Alors que le choix de ne pas répondre au raid aérien voudrait dire l’échec de son projet. L’offensive turque contre la ville Al-Bab signifie un risque de confrontation majeure, et ne sera pas limité par une confrontation entre les armées syrienne et turque. A cela se tient de nombreux obstacles, notamment que toute intervention turque doit prendre en considération les comptes de l’OTAN. Le joueur principal de l’Otan qui est Washington, est préoccupé par le transfert du pouvoir présidentiel d’une administration à une autre n’adoptant pas la même vision. De même la Turquie n’est pas prête, logiquement, à mettre en danger ses relations russes et iraniennes, en particulier avec la détérioration de l'économie turque, et la nécessité de laisser toutes les voies économiques bien ouvertes.
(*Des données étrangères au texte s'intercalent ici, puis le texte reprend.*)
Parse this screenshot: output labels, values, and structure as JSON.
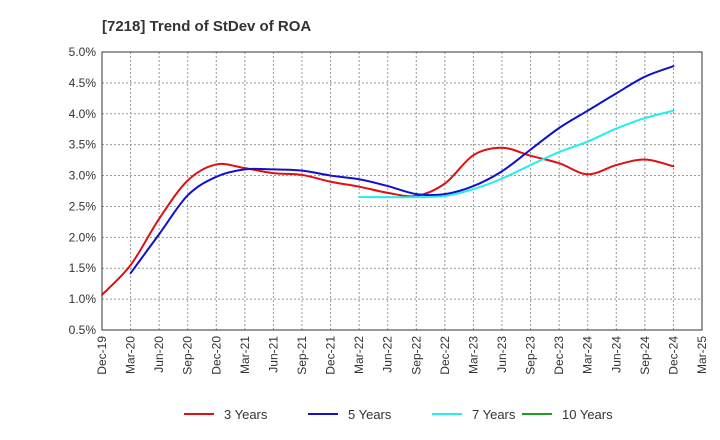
{
  "chart_data": {
    "type": "line",
    "title": "[7218]  Trend of StDev of ROA",
    "xlabel": "",
    "ylabel": "",
    "ylim": [
      0.5,
      5.0
    ],
    "y_ticks": [
      "0.5%",
      "1.0%",
      "1.5%",
      "2.0%",
      "2.5%",
      "3.0%",
      "3.5%",
      "4.0%",
      "4.5%",
      "5.0%"
    ],
    "y_tick_values": [
      0.5,
      1.0,
      1.5,
      2.0,
      2.5,
      3.0,
      3.5,
      4.0,
      4.5,
      5.0
    ],
    "categories": [
      "Dec-19",
      "Mar-20",
      "Jun-20",
      "Sep-20",
      "Dec-20",
      "Mar-21",
      "Jun-21",
      "Sep-21",
      "Dec-21",
      "Mar-22",
      "Jun-22",
      "Sep-22",
      "Dec-22",
      "Mar-23",
      "Jun-23",
      "Sep-23",
      "Dec-23",
      "Mar-24",
      "Jun-24",
      "Sep-24",
      "Dec-24",
      "Mar-25"
    ],
    "grid": true,
    "legend_position": "bottom",
    "series": [
      {
        "name": "3 Years",
        "color": "#dd1111",
        "values": [
          1.07,
          1.55,
          2.3,
          2.92,
          3.18,
          3.12,
          3.04,
          3.01,
          2.9,
          2.82,
          2.72,
          2.67,
          2.87,
          3.33,
          3.45,
          3.32,
          3.2,
          3.02,
          3.17,
          3.26,
          3.15,
          null
        ]
      },
      {
        "name": "5 Years",
        "color": "#1111cc",
        "values": [
          null,
          1.42,
          2.05,
          2.68,
          2.98,
          3.1,
          3.1,
          3.08,
          3.0,
          2.94,
          2.83,
          2.7,
          2.7,
          2.83,
          3.07,
          3.42,
          3.77,
          4.05,
          4.33,
          4.6,
          4.77,
          null
        ]
      },
      {
        "name": "7 Years",
        "color": "#22eeee",
        "values": [
          null,
          null,
          null,
          null,
          null,
          null,
          null,
          null,
          null,
          2.65,
          2.65,
          2.65,
          2.67,
          2.78,
          2.95,
          3.17,
          3.38,
          3.55,
          3.76,
          3.93,
          4.05,
          null
        ]
      },
      {
        "name": "10 Years",
        "color": "#229922",
        "values": [
          null,
          null,
          null,
          null,
          null,
          null,
          null,
          null,
          null,
          null,
          null,
          null,
          null,
          null,
          null,
          null,
          null,
          null,
          null,
          null,
          null,
          null
        ]
      }
    ]
  }
}
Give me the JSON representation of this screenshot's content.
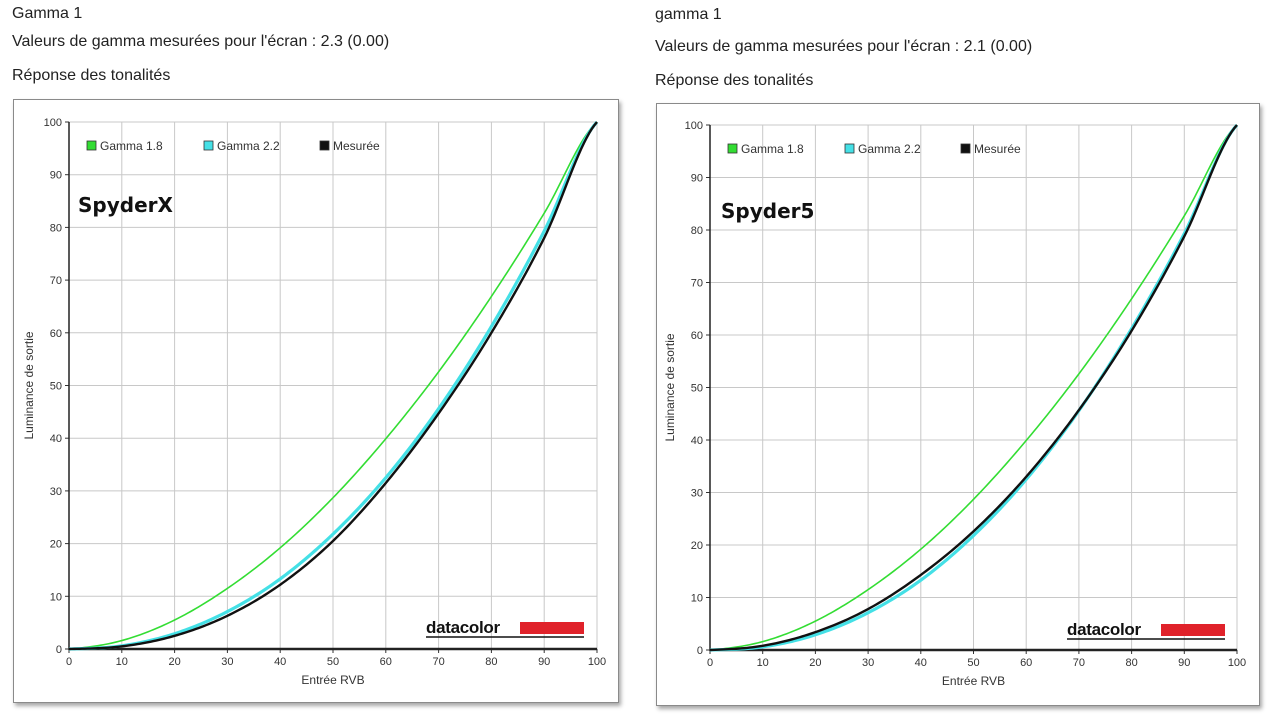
{
  "colors": {
    "gamma18": "#33dd33",
    "gamma22": "#44e0e6",
    "measured": "#111111",
    "grid": "#c8c8c8",
    "logo_bar": "#e0222a"
  },
  "panels": [
    {
      "title": "Gamma 1",
      "measured_text": "Valeurs de gamma mesurées pour l'écran : 2.3 (0.00)",
      "tone_label": "Réponse des tonalités",
      "device_label": "SpyderX",
      "logo_text": "datacolor"
    },
    {
      "title": "gamma 1",
      "measured_text": "Valeurs de gamma mesurées pour l'écran : 2.1 (0.00)",
      "tone_label": "Réponse des tonalités",
      "device_label": "Spyder5",
      "logo_text": "datacolor"
    }
  ],
  "chart_data": [
    {
      "type": "line",
      "xlabel": "Entrée RVB",
      "ylabel": "Luminance de sortie",
      "xlim": [
        0,
        100
      ],
      "ylim": [
        0,
        100
      ],
      "x_ticks": [
        "0",
        "10",
        "20",
        "30",
        "40",
        "50",
        "60",
        "70",
        "80",
        "90",
        "100"
      ],
      "y_ticks": [
        "0",
        "10",
        "20",
        "30",
        "40",
        "50",
        "60",
        "70",
        "80",
        "90",
        "100"
      ],
      "grid": true,
      "legend_position": "top-left",
      "series": [
        {
          "name": "Gamma 1.8",
          "color": "#33dd33",
          "x": [
            0,
            10,
            20,
            30,
            40,
            50,
            60,
            70,
            80,
            90,
            100
          ],
          "y": [
            0,
            1.6,
            5.5,
            11.5,
            19.2,
            28.7,
            39.9,
            52.6,
            66.9,
            82.7,
            100
          ]
        },
        {
          "name": "Gamma 2.2",
          "color": "#44e0e6",
          "x": [
            0,
            10,
            20,
            30,
            40,
            50,
            60,
            70,
            80,
            90,
            100
          ],
          "y": [
            0,
            0.6,
            2.9,
            7.1,
            13.3,
            21.8,
            32.5,
            45.6,
            61.2,
            79.3,
            100
          ]
        },
        {
          "name": "Mesurée",
          "color": "#111111",
          "x": [
            0,
            10,
            20,
            30,
            40,
            50,
            60,
            70,
            80,
            90,
            100
          ],
          "y": [
            0,
            0.5,
            2.5,
            6.3,
            12.2,
            20.5,
            31.5,
            44.7,
            60.0,
            78.0,
            100
          ]
        }
      ]
    },
    {
      "type": "line",
      "xlabel": "Entrée RVB",
      "ylabel": "Luminance de sortie",
      "xlim": [
        0,
        100
      ],
      "ylim": [
        0,
        100
      ],
      "x_ticks": [
        "0",
        "10",
        "20",
        "30",
        "40",
        "50",
        "60",
        "70",
        "80",
        "90",
        "100"
      ],
      "y_ticks": [
        "0",
        "10",
        "20",
        "30",
        "40",
        "50",
        "60",
        "70",
        "80",
        "90",
        "100"
      ],
      "grid": true,
      "legend_position": "top-left",
      "series": [
        {
          "name": "Gamma 1.8",
          "color": "#33dd33",
          "x": [
            0,
            10,
            20,
            30,
            40,
            50,
            60,
            70,
            80,
            90,
            100
          ],
          "y": [
            0,
            1.6,
            5.5,
            11.5,
            19.2,
            28.7,
            39.9,
            52.6,
            66.9,
            82.7,
            100
          ]
        },
        {
          "name": "Gamma 2.2",
          "color": "#44e0e6",
          "x": [
            0,
            10,
            20,
            30,
            40,
            50,
            60,
            70,
            80,
            90,
            100
          ],
          "y": [
            0,
            0.6,
            2.9,
            7.1,
            13.3,
            21.8,
            32.5,
            45.6,
            61.2,
            79.3,
            100
          ]
        },
        {
          "name": "Mesurée",
          "color": "#111111",
          "x": [
            0,
            10,
            20,
            30,
            40,
            50,
            60,
            70,
            80,
            90,
            100
          ],
          "y": [
            0,
            0.8,
            3.4,
            7.8,
            14.3,
            22.6,
            33.0,
            45.7,
            60.8,
            78.8,
            100
          ]
        }
      ]
    }
  ]
}
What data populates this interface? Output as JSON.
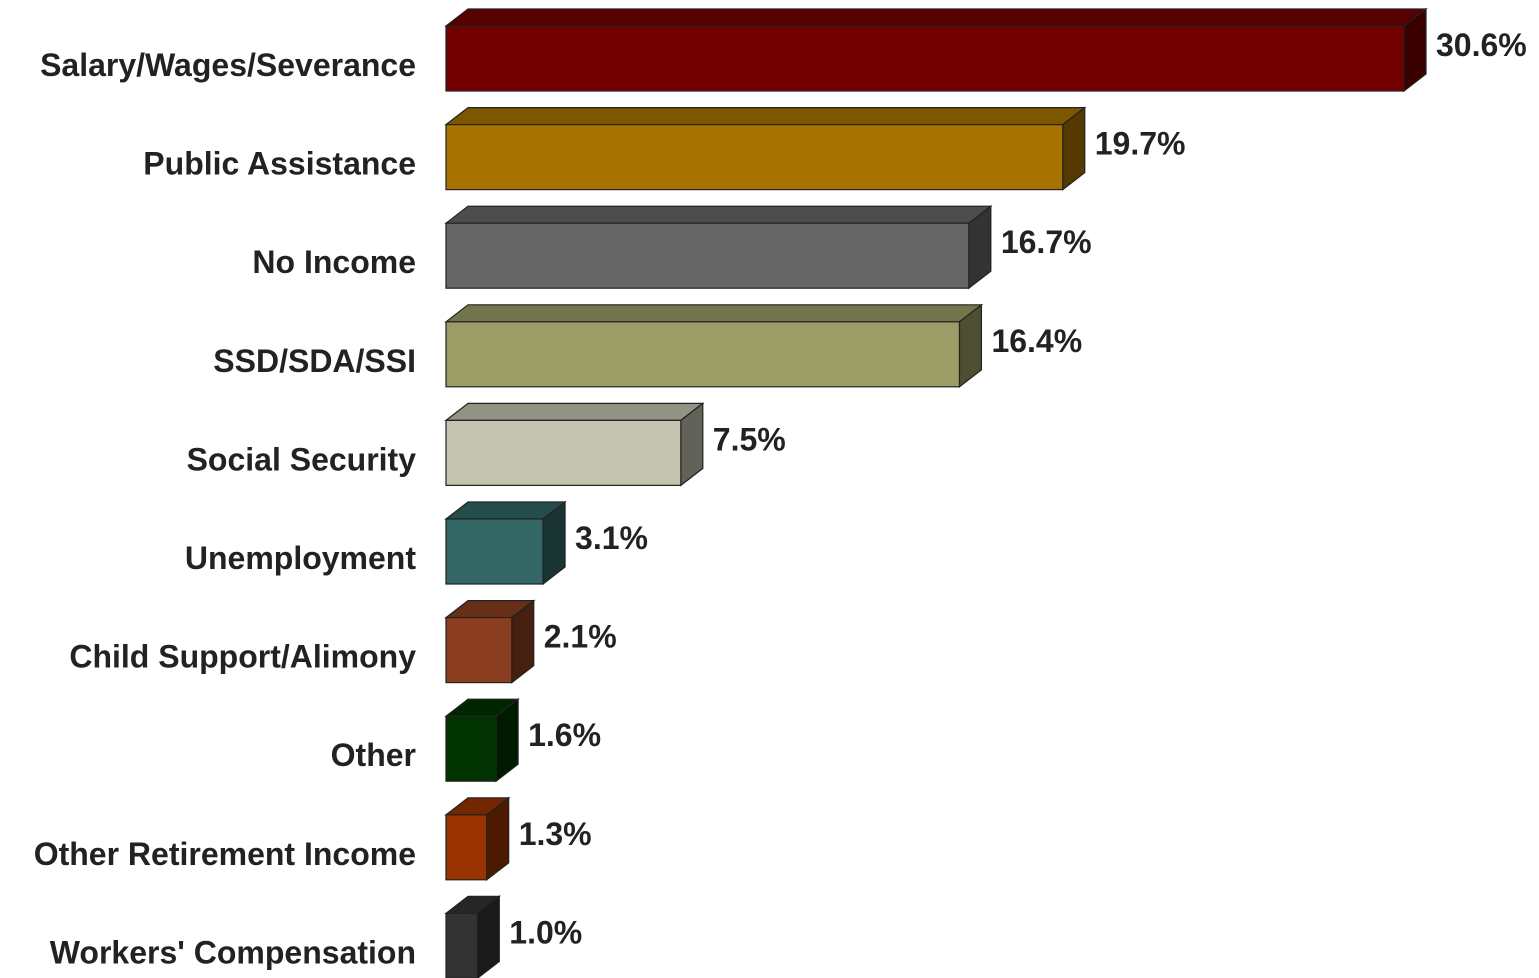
{
  "chart_data": {
    "type": "bar",
    "orientation": "horizontal",
    "style": "3d",
    "title": "",
    "xlabel": "",
    "ylabel": "",
    "xlim": [
      0,
      30.6
    ],
    "grid": false,
    "legend": "none",
    "categories": [
      "Salary/Wages/Severance",
      "Public Assistance",
      "No Income",
      "SSD/SDA/SSI",
      "Social Security",
      "Unemployment",
      "Child Support/Alimony",
      "Other",
      "Other Retirement Income",
      "Workers' Compensation"
    ],
    "values": [
      30.6,
      19.7,
      16.7,
      16.4,
      7.5,
      3.1,
      2.1,
      1.6,
      1.3,
      1.0
    ],
    "value_labels": [
      "30.6%",
      "19.7%",
      "16.7%",
      "16.4%",
      "7.5%",
      "3.1%",
      "2.1%",
      "1.6%",
      "1.3%",
      "1.0%"
    ],
    "colors": [
      "#730000",
      "#A87200",
      "#666666",
      "#9C9C66",
      "#C4C4B1",
      "#326766",
      "#8B3E1F",
      "#003300",
      "#993300",
      "#333333"
    ]
  }
}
A la lumière de tout ce qui précède, M. Erdogan a lui-même informé les iraniens qu’un second coup d’état se préparait contre lui. Et qu’il se préparait pour y faire face notant que la poursuite des procédures de purification auront de nombreux conséquences, mais ces procédures sont primordiales pour son pouvoir, tout comme l'invasion du territoire syrien pour empêcher la création d'une entité kurde. Malgré tout cela l’éventualité d’une offensive turque contre la ville Al-Bab reste encore probable et cela mettra la région tout entière devant une confrontation majeure. Erdogan osera-t-il le faire ?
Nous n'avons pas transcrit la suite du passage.